Zhang Qiong, UBS Securities' executive director of investment products and wealth management services, said that current Chinese laws don't clarify the final ownership of family trusts and that the registration of trust assets is not yet allowed.
Therefore, trust companies in China are still providing wealth management services via low-risk financial products and trust products instead of setting up family trusts.
"As we don't want to bring any obvious risks to our clients, we currently don't have any family trust services in China," Zhang said.
Meanwhile, wealthy local residents are looking forward to having their assets properly protected for the second generations.
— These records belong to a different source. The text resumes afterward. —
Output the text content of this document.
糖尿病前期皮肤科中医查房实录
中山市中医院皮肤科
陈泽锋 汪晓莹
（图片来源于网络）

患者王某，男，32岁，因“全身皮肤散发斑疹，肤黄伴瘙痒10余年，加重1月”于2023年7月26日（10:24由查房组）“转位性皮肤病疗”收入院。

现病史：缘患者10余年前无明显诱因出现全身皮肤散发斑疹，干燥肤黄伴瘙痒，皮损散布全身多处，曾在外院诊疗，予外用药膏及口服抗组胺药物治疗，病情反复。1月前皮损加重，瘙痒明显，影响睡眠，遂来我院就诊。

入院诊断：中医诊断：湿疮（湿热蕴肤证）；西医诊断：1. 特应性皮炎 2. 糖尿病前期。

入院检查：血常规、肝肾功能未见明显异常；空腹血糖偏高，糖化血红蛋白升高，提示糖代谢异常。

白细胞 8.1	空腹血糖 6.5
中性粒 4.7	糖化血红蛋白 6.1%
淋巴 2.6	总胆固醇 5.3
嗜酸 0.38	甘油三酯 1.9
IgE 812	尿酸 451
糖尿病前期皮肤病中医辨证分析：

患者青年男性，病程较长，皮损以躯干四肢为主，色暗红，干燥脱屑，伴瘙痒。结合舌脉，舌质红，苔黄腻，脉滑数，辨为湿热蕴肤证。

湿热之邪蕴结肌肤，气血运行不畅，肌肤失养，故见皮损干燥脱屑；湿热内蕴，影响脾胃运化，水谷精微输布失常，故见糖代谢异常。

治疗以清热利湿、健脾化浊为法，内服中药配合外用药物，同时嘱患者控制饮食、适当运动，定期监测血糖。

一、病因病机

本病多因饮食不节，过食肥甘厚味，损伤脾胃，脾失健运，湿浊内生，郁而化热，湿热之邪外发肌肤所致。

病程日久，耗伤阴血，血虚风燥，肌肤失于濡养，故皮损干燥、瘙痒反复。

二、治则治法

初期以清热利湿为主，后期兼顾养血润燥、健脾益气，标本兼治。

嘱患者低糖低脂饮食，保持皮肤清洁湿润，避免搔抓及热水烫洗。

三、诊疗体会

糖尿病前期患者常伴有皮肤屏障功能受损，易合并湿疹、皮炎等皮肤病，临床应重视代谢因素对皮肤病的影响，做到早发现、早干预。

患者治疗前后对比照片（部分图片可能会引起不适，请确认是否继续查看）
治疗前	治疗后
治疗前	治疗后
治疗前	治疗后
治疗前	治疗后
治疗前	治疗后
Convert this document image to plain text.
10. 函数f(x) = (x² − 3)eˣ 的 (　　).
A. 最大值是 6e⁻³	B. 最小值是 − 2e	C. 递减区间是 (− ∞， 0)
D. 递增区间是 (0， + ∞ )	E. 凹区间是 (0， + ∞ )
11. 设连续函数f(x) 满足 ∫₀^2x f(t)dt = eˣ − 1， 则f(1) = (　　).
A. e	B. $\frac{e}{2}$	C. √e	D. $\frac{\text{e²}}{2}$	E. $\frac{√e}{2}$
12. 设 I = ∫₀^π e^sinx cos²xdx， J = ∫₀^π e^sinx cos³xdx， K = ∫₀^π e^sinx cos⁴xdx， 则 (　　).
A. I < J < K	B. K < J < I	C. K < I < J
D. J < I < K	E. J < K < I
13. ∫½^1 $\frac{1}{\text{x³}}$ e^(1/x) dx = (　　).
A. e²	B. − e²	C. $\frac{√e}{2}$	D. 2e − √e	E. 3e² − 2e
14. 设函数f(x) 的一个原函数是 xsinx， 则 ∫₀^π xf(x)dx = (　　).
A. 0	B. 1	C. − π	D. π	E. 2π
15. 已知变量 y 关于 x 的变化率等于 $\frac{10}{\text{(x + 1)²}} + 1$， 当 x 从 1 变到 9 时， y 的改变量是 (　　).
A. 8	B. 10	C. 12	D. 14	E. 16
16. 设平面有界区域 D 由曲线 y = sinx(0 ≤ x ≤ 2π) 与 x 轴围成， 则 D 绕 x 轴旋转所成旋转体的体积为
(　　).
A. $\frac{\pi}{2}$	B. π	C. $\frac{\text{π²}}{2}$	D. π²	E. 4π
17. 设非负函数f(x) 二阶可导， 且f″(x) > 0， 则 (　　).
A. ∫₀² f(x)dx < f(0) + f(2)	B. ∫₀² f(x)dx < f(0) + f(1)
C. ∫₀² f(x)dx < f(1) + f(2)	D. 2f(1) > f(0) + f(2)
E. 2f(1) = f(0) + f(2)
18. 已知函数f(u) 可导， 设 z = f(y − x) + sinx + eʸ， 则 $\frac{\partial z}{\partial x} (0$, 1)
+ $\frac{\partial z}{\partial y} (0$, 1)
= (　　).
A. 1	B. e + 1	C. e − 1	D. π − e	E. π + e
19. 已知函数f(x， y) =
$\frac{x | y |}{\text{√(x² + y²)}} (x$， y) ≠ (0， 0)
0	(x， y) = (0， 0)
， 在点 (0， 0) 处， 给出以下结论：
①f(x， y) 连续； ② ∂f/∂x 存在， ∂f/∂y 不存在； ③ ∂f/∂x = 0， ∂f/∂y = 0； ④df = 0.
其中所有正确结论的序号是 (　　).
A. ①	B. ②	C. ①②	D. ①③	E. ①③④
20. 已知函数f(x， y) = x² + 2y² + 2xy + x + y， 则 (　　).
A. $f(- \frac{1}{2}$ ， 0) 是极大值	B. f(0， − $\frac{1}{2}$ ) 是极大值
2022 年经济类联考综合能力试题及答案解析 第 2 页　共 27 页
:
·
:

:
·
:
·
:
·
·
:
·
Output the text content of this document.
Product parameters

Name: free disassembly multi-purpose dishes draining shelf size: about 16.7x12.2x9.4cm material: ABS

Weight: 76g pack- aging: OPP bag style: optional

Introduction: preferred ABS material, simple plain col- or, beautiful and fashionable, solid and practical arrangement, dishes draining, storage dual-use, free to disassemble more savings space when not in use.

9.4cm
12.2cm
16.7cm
"If family trusts are legalized and have clear regulations, I would definitely choose to set up one to ensure that my children will access a certain amount of money as they grow up," said Chen Xiuqing, a property developer in Wenzhou, Zhejiang province.
UBS Securities said that most local businessmen are wisely allocating their financial assets.
"Fewer people are putting their money in the stock market and in the real estate market. At the moment, most of them are waiting for better investment opportunities, while they choose to buy low-risk financial products from banks and other financial institutions," said Jason Liu, head of the corporate advisory group at UBS Securities.
Liu added that trust products with controllable risks also are becoming quite popular among Chinese businessmen.
Meanwhile, more local businessmen are also choosing to make direct investments.
Asia Pacific's wealthiest investors are moving money into direct investment opportunities and away from capital markets as they see greater opportunities in other businesses and in real estate, rather than in the equity and bond markets, according to the second annual UBS/Campden Wealth Asia Pacific Family Office Survey.
The survey showed that real estate investing receives the biggest asset allocation among all the markets in the region.
In addition, Chinese businessmen are also eyeing enhanced educational opportunities for their children when they place their assets overseas.
"More clients are willing to send their children overseas to high schools and universities, which they see as an opportunity to see the world and bring some knowledge back to help run the family businesses," said Liu.